Textiles, Vol. 3, Pages 287-293: Applying UV Hyperspectral Imaging for the Quantification of Honeydew Content on Raw Cotton via PCA and PLS-R Models

Fecha de publicación: 04/07/2023
Fuente: Textiles (MDPI)
Textiles, Vol. 3, Pages 287-293: Applying UV Hyperspectral Imaging for the Quantification of Honeydew Content on Raw Cotton via PCA and PLS-R Models
Textiles doi: 10.3390/textiles3030019
Authors:
Mona Knoblich
Mohammad Al Ktash
Frank Wackenhut
Volker Jehle
Edwin Ostertag
Marc Brecht

Cotton contamination by honeydew is considered one of the significant problems for quality in textiles as it causes stickiness during manufacturing. Therefore, millions of dollars in losses are attributed to honeydew contamination each year. This work presents the use of UV hyperspectral imaging (225–300 nm) to characterize honeydew contamination on raw cotton samples. As reference samples, cotton samples were soaked in solutions containing sugar and proteins at different concentrations to mimic honeydew. Multivariate techniques such as a principal component analysis (PCA) and partial least squares regression (PLS-R) were used to predict and classify the amount of honeydew at each pixel of a hyperspectral image of raw cotton samples. The results show that the PCA model was able to differentiate cotton samples based on their sugar concentrations.

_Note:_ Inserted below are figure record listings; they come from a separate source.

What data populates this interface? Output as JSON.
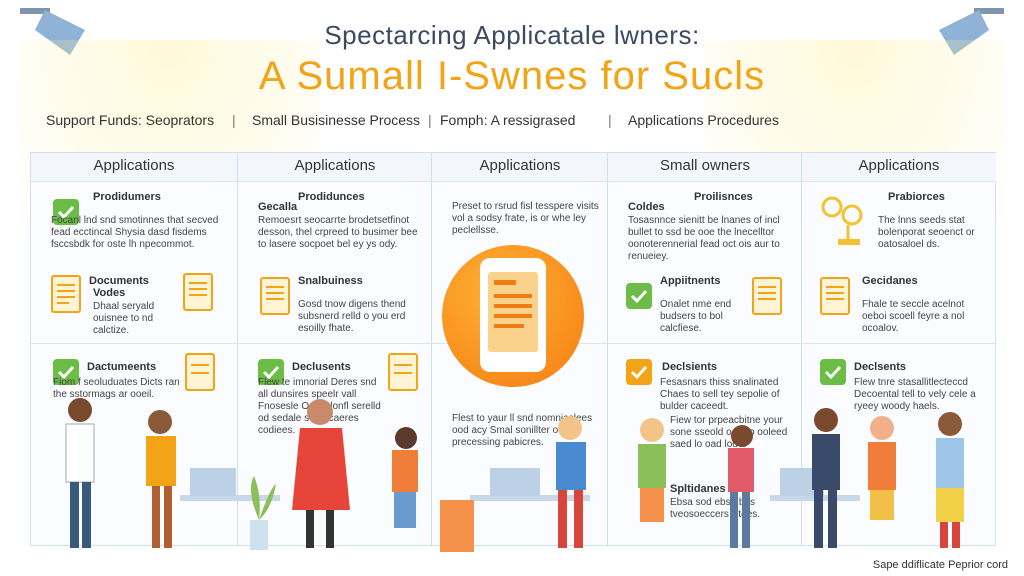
{
  "header": {
    "subtitle": "Spectarcing Applicatale lwners:",
    "title": "A Sumall I-Swnes for Sucls"
  },
  "nav": {
    "items": [
      "Support Funds: Seoprators",
      "Small Busisinesse Process",
      "Fomph: A ressigrased",
      "Applications Procedures"
    ],
    "separators": [
      "|",
      "|",
      "|"
    ]
  },
  "columns": [
    {
      "header": "Applications",
      "top": {
        "label": "Prodidumers",
        "text": "Focanl lnd snd smotinnes that secved fead ecctincal Shysia dasd fisdems fsccsbdk for oste lh npecommot."
      },
      "mid": {
        "label": "Documents",
        "label2": "Vodes",
        "text": "Dhaal seryald ouisnee to nd calctize."
      },
      "bottom": {
        "label": "Dactumeents",
        "text": "Fiom f seoluduates Dicts ran the sstormags ar ooeil."
      }
    },
    {
      "header": "Applications",
      "top": {
        "label": "Prodidunces",
        "label2": "Gecalla",
        "text": "Remoesrt seocarrte brodetsetfinot desson, thel crpreed to busimer bee to lasere socpoet bel ey ys ody."
      },
      "mid": {
        "label": "Snalbuiness",
        "text": "Gosd tnow digens thend subsnerd relld o you erd esoilly fhate."
      },
      "bottom": {
        "label": "Declusents",
        "text": "Flew te imnorial Deres snd all dunsires speelr vall Fnosesle Oooil, lonfl serelld od sedale s adacaeres codiees."
      }
    },
    {
      "header": "Applications",
      "top": {
        "text": "Preset to rsrud fisl tesspere visits vol a sodsy frate, is or whe ley peclellsse."
      },
      "bottom": {
        "text": "Flest to yaur ll snd nomniaslees ood acy Smal sonillter others precessing pabicres."
      }
    },
    {
      "header": "Small owners",
      "top": {
        "label": "Proilisnces",
        "label2": "Coldes",
        "text": "Tosasnnce sienitt be lnanes of incl bullet to ssd be ooe the lnecelltor oonoterennerial fead oct ois aur to renueiey."
      },
      "mid": {
        "label": "Appiitnents",
        "text": "Onalet nme end budsers to bol calcfiese."
      },
      "bottom": {
        "label": "Declsients",
        "text": "Fesasnars thiss snalinated Chaes to sell tey sepolie of bulder caceedt.",
        "text2": "Fiew tor prpeacbitne your sone sseold oer oo ooleed saed lo oad lode.",
        "label2": "Spltidanes",
        "text3": "Ebsa sod ebsa bas tveosoeccers Stees."
      }
    },
    {
      "header": "Applications",
      "top": {
        "label": "Prabiorces",
        "text": "The lnns seeds stat bolenporat seoenct or oatosaloel ds."
      },
      "mid": {
        "label": "Gecidanes",
        "text": "Fhale te seccle acelnot oeboi scoell feyre a nol ocoalov."
      },
      "bottom": {
        "label": "Declsents",
        "text": "Flew tnre stasallitlecteccd Decoental tell to vely cele a ryeey woody haels."
      }
    }
  ],
  "footer": {
    "text": "Sape ddiflicate Peprior cord"
  },
  "colors": {
    "title": "#f2a316",
    "subtitle": "#3b4a63",
    "check_green": "#6bbd45",
    "check_orange": "#f2a316",
    "circle": "#f57c12"
  }
}
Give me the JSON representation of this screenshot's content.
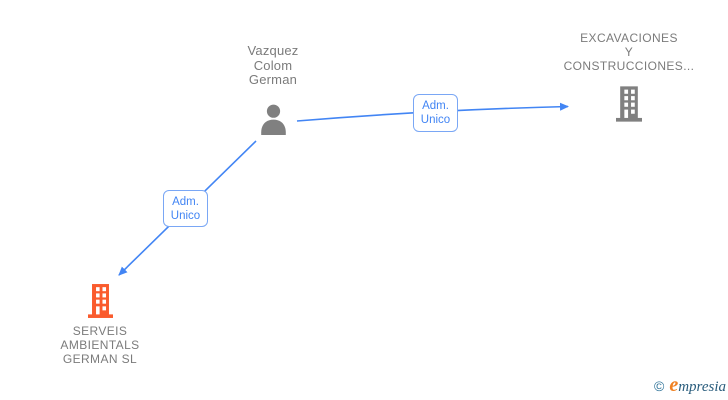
{
  "diagram": {
    "person": {
      "name_lines": [
        "Vazquez",
        "Colom",
        "German"
      ],
      "icon": "person-icon"
    },
    "company_right": {
      "name_lines": [
        "EXCAVACIONES",
        "Y",
        "CONSTRUCCIONES..."
      ],
      "icon": "building-icon"
    },
    "company_left": {
      "name_lines": [
        "SERVEIS",
        "AMBIENTALS",
        "GERMAN SL"
      ],
      "icon": "building-icon"
    },
    "edge_right": {
      "label_lines": [
        "Adm.",
        "Unico"
      ]
    },
    "edge_left": {
      "label_lines": [
        "Adm.",
        "Unico"
      ]
    }
  },
  "colors": {
    "edge_blue": "#4285f4",
    "edge_box_border": "#7aa7f5",
    "node_gray": "#808080",
    "node_text_gray": "#7b7b7b",
    "highlight_orange": "#fa5b2d",
    "logo_copyright_blue": "#2c7197",
    "logo_e_orange": "#f08122",
    "logo_text_navy": "#2a5d7d"
  },
  "branding": {
    "copyright_symbol": "©",
    "logo_first_letter": "e",
    "logo_rest": "mpresia"
  }
}
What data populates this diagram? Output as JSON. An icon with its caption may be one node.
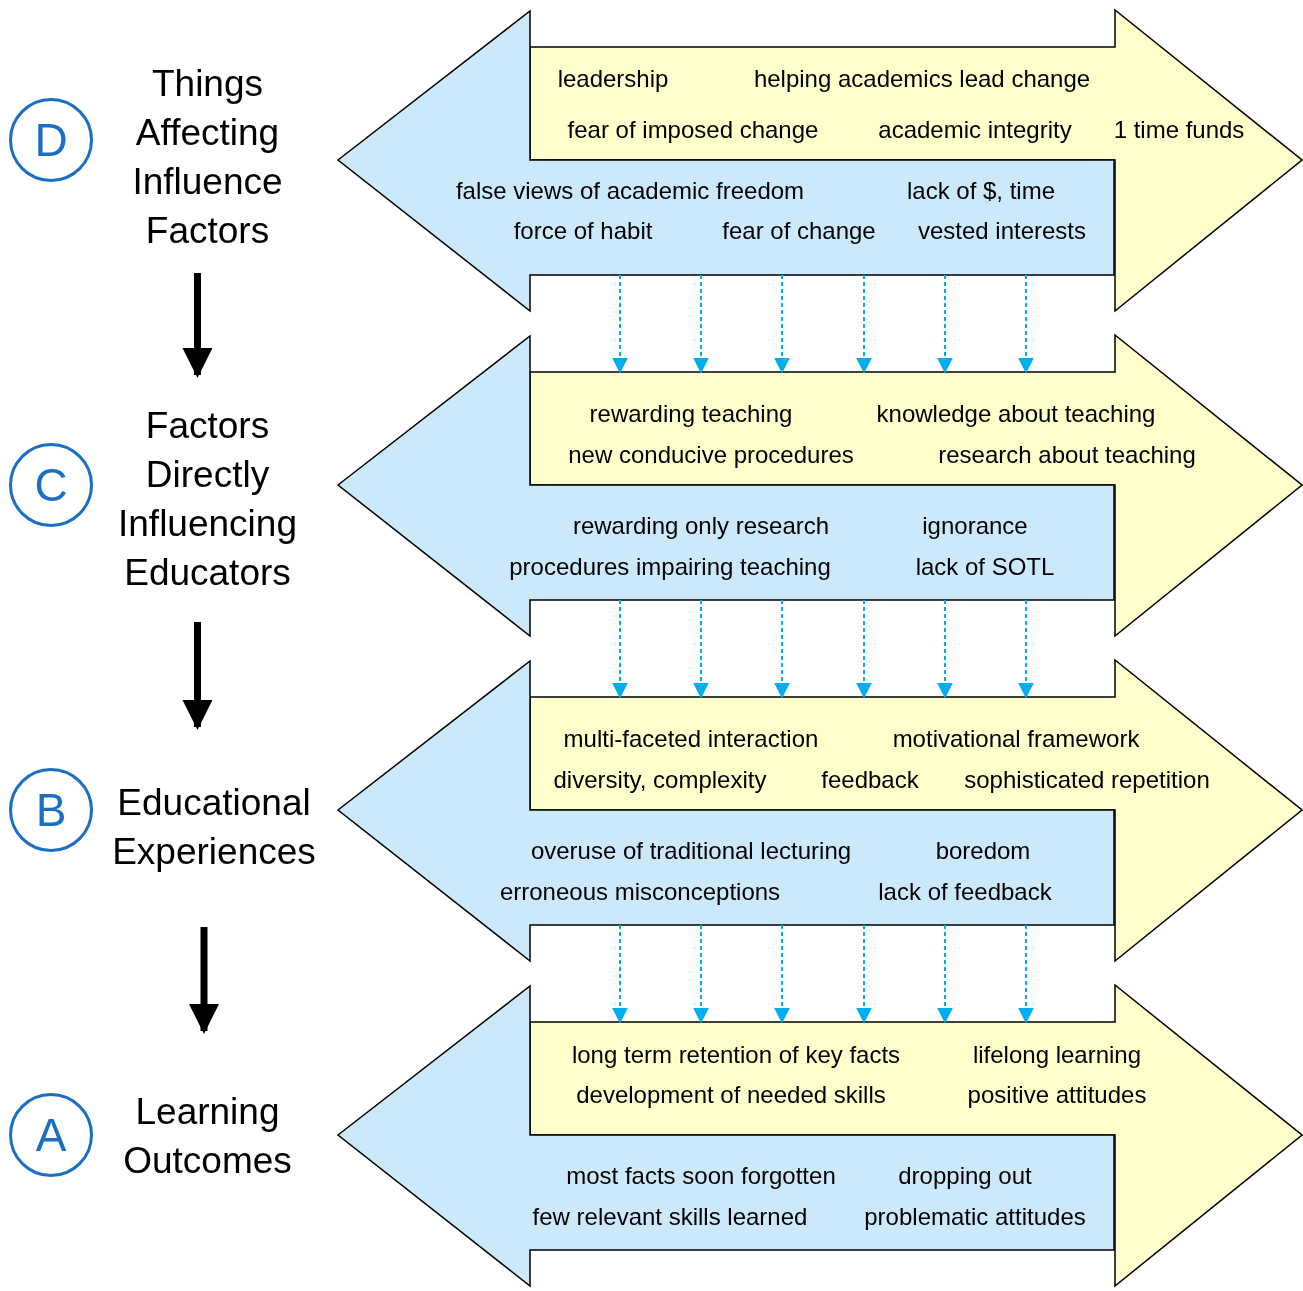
{
  "diagram": {
    "nodes": [
      {
        "text": [
          "D"
        ]
      },
      {
        "text": [
          "Things Affecting Influence Factors"
        ]
      },
      {
        "text": [
          "leadership",
          "helping academics lead change",
          "fear of imposed change",
          "academic integrity",
          "1 time funds"
        ]
      },
      {
        "text": [
          "false views of academic freedom",
          "lack of $, time",
          "force of habit",
          "fear of change",
          "vested interests"
        ]
      },
      {
        "text": [
          "C"
        ]
      },
      {
        "text": [
          "Factors Directly Influencing Educators"
        ]
      },
      {
        "text": [
          "rewarding teaching",
          "knowledge about teaching",
          "new conducive procedures",
          "research about teaching"
        ]
      },
      {
        "text": [
          "rewarding only research",
          "ignorance",
          "procedures impairing teaching",
          "lack of SOTL"
        ]
      },
      {
        "text": [
          "B"
        ]
      },
      {
        "text": [
          "Educational Experiences"
        ]
      },
      {
        "text": [
          "multi-faceted interaction",
          "motivational framework",
          "diversity, complexity",
          "feedback",
          "sophisticated repetition"
        ]
      },
      {
        "text": [
          "overuse of traditional lecturing",
          "boredom",
          "erroneous misconceptions",
          "lack of feedback"
        ]
      },
      {
        "text": [
          "A"
        ]
      },
      {
        "text": [
          "Learning Outcomes"
        ]
      },
      {
        "text": [
          "long term retention of key facts",
          "lifelong learning",
          "development of needed skills",
          "positive attitudes"
        ]
      },
      {
        "text": [
          "most facts soon forgotten",
          "dropping out",
          "few relevant skills learned",
          "problematic attitudes"
        ]
      }
    ],
    "edges": [
      {
        "from": 1,
        "to": 5,
        "arrow": "to",
        "style": "thick",
        "color": "#000000"
      },
      {
        "from": 5,
        "to": 9,
        "arrow": "to",
        "style": "thick",
        "color": "#000000"
      },
      {
        "from": 9,
        "to": 13,
        "arrow": "to",
        "style": "thick",
        "color": "#000000"
      },
      {
        "from": 3,
        "to": 6,
        "arrow": "to",
        "style": "dashed"
      },
      {
        "from": 3,
        "to": 6,
        "arrow": "to",
        "style": "dashed"
      },
      {
        "from": 3,
        "to": 6,
        "arrow": "to",
        "style": "dashed"
      },
      {
        "from": 3,
        "to": 6,
        "arrow": "to",
        "style": "dashed"
      },
      {
        "from": 3,
        "to": 6,
        "arrow": "to",
        "style": "dashed"
      },
      {
        "from": 3,
        "to": 6,
        "arrow": "to",
        "style": "dashed"
      },
      {
        "from": 7,
        "to": 10,
        "arrow": "to",
        "style": "dashed"
      },
      {
        "from": 7,
        "to": 10,
        "arrow": "to",
        "style": "dashed"
      },
      {
        "from": 7,
        "to": 10,
        "arrow": "to",
        "style": "dashed"
      },
      {
        "from": 7,
        "to": 10,
        "arrow": "to",
        "style": "dashed"
      },
      {
        "from": 7,
        "to": 10,
        "arrow": "to",
        "style": "dashed"
      },
      {
        "from": 7,
        "to": 10,
        "arrow": "to",
        "style": "dashed"
      },
      {
        "from": 11,
        "to": 14,
        "arrow": "to",
        "style": "dashed"
      },
      {
        "from": 11,
        "to": 14,
        "arrow": "to",
        "style": "dashed"
      },
      {
        "from": 11,
        "to": 14,
        "arrow": "to",
        "style": "dashed"
      },
      {
        "from": 11,
        "to": 14,
        "arrow": "to",
        "style": "dashed"
      },
      {
        "from": 11,
        "to": 14,
        "arrow": "to",
        "style": "dashed"
      },
      {
        "from": 11,
        "to": 14,
        "arrow": "to",
        "style": "dashed"
      }
    ]
  }
}
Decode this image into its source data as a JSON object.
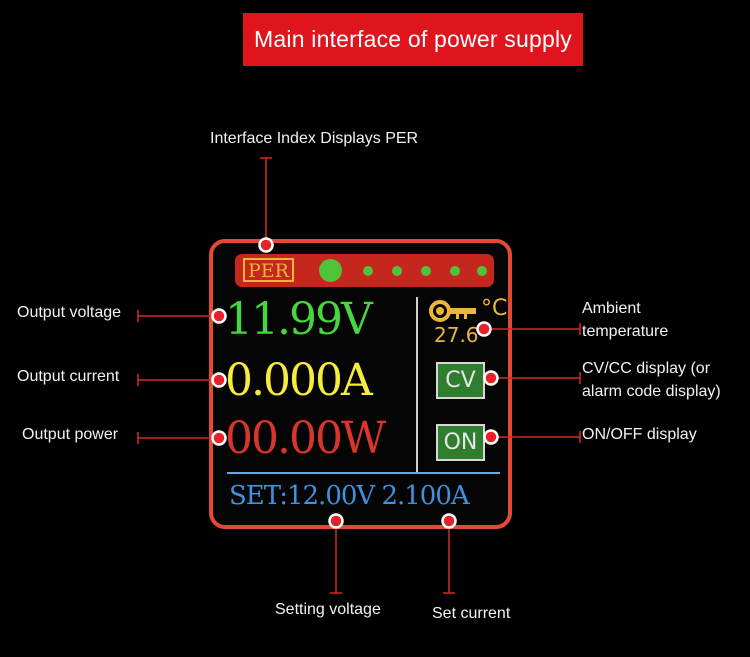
{
  "title": "Main interface of power supply",
  "screen": {
    "mode_index": "PER",
    "voltage": "11.99V",
    "current": "0.000A",
    "power": "00.00W",
    "temp_unit": "°C",
    "temperature": "27.6",
    "cv_cc": "CV",
    "on_off": "ON",
    "set_line": "SET:12.00V 2.100A"
  },
  "labels": {
    "interface_index": "Interface Index Displays PER",
    "output_voltage": "Output voltage",
    "output_current": "Output current",
    "output_power": "Output power",
    "ambient_temp_1": "Ambient",
    "ambient_temp_2": "temperature",
    "cvcc_1": "CV/CC display (or",
    "cvcc_2": "alarm code display)",
    "onoff": "ON/OFF display",
    "setting_voltage": "Setting voltage",
    "set_current": "Set current"
  },
  "colors": {
    "title_bg": "#e0141c",
    "callout_line": "#d42a22",
    "callout_dot": "#e8202a",
    "voltage": "#48d63f",
    "current": "#f4ec3e",
    "power": "#d8352c",
    "set": "#3e92df",
    "temp": "#ecb53b"
  }
}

The first two principal components (PCs) explain nearly 91.0% of the total variance. A PLS-R model was built, showing a performance with a coefficient of determination for the validation (R2cv) = 0.91 and root mean square error of cross-validation (RMSECV) = 0.036 g. This PLS-R model was able to predict the honeydew content in grams on raw cotton samples for each pixel. In conclusion, UV hyperspectral imaging, in combination with multivariate data analysis, shows high potential for quality control in textiles.